By Lawrence G. McMillan

Stock prices continue to rise, in general. There does seem to be a slowing of the upward momentum, but considering how overbought the market had gotten, much more was expected of the bears.

The $SPX chart remains bullish, in that it is rising, and all of its trend lines are rising as well. The index has still not closed below its rising 20-day moving average since early September — a period of nearly two months.

There is support at 2545 (last week’s low), 2510, and 2480. In fact, one might even say the lows of yesterday, from which $SPX reversed upward to close on its highs is another near-term support level, at 2565. Overall, since the $SPX chart is bullish, the intermediate-term outlook is necessarily bullish as well.
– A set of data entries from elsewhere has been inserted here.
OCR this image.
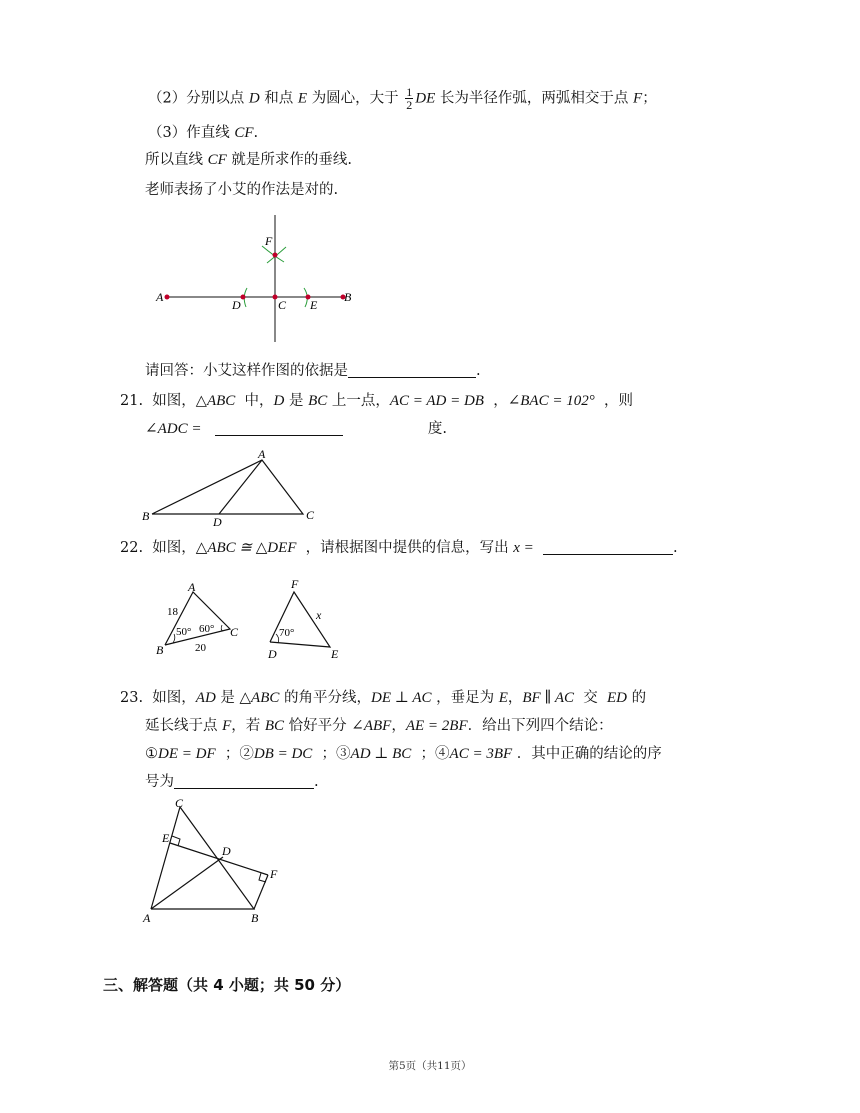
（2）分别以点 D 和点 E 为圆心，大于 $\frac{1}{2}$ DE 长为半径作弧，两弧相交于点 F；
（3）作直线 CF.
所以直线 CF 就是所求作的垂线.
老师表扬了小艾的作法是对的.
F
A
D	C E
B
请回答：小艾这样作图的依据是	.
21. 如图，△ABC 中，D 是 BC 上一点，AC = AD = DB ，∠BAC = 102° ，则
∠ADC =	度.
A
B	D	C
22. 如图，△ABC ≅ △DEF ，请根据图中提供的信息，写出 x =	.
A
B
C
18
20
50° 60°
F
D	E
x
70°
23. 如图，AD 是 △ABC 的角平分线，DE ⊥ AC ，垂足为 E，BF ∥ AC 交 ED 的
延长线于点 F，若 BC 恰好平分 ∠ABF，AE = 2BF．给出下列四个结论：
①DE = DF ；②DB = DC ；③AD ⊥ BC ；④AC = 3BF ．其中正确的结论的序
号为	.
C
E
D
F
A	B
三、解答题（共 4 小题；共 50 分）
第5页（共11页）
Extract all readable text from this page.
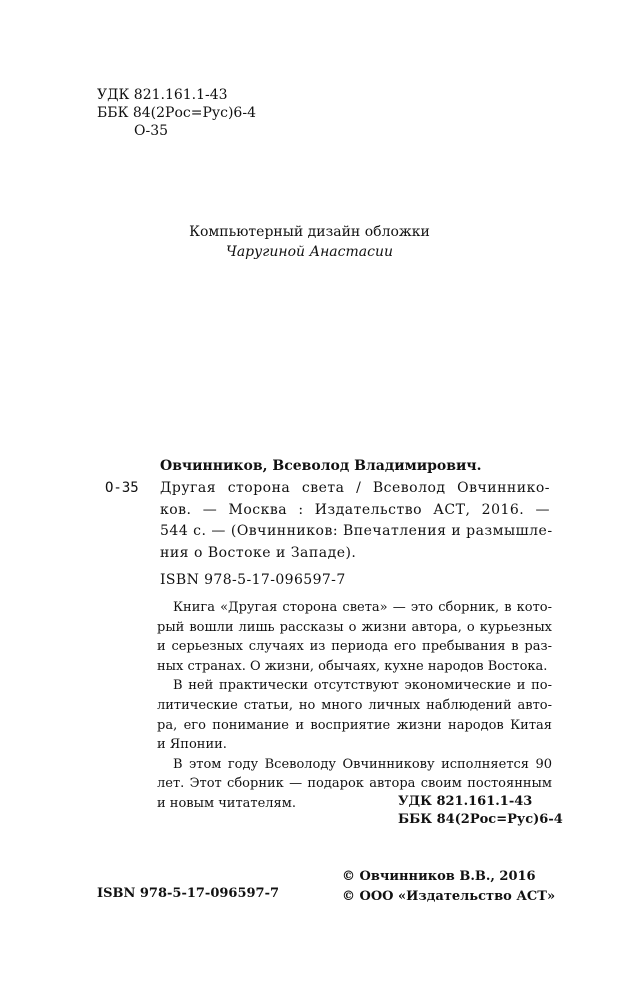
УДК 821.161.1-43
ББК 84(2Рос=Рус)6-4
О-35
Компьютерный дизайн обложки
Чаругиной Анастасии
Овчинников, Всеволод Владимирович.
О-35 Другая сторона света / Всеволод Овчиннико-
ков. — Москва : Издательство АСТ, 2016. —
544 с. — (Овчинников: Впечатления и размышле-
ния о Востоке и Западе).
ISBN 978-5-17-096597-7
Книга «Другая сторона света» — это сборник, в кото-
рый вошли лишь рассказы о жизни автора, о курьезных
и серьезных случаях из периода его пребывания в раз-
ных странах. О жизни, обычаях, кухне народов Востока.
В ней практически отсутствуют экономические и по-
литические статьи, но много личных наблюдений авто-
ра, его понимание и восприятие жизни народов Китая
и Японии.
В этом году Всеволоду Овчинникову исполняется 90
лет. Этот сборник — подарок автора своим постоянным
и новым читателям.	УДК 821.161.1-43
ББК 84(2Рос=Рус)6-4
© Овчинников В.В., 2016
© ООО «Издательство АСТ»
ISBN 978-5-17-096597-7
Both equity-only put-call ratios are on sell signals, at least according to the computer analysis programs. The signal is much clearer on the weighted chart (Figure 3), where you can see that the ratio recently made nearly 4-year lows but now has rolled over and is beginning to rise.

Market breadth has continued to be weaker than the market. Both breadth oscillators remain on sell signals, despite the fact that $SPX has made several new all-time highs recently.

Volatility indices remain low and, while they might have “flinched” a couple of times in recent weeks, they have not closed above any significant levels (with the sole exception of $VIXMO, which we’ll get to in a minute). $VIX continues to be overbought and hover around 10. But stocks can rise while that is the case.

In summary, the $SPX index and $VIX index are remaining solidly in the bullish camp. Elsewhere, there are short-term worries. So far, this seems only to have caused a couple of intraday downward moves, but we would expect more of a correction over the next six weeks or so, before prices once again resume their upward intermediate-term trend.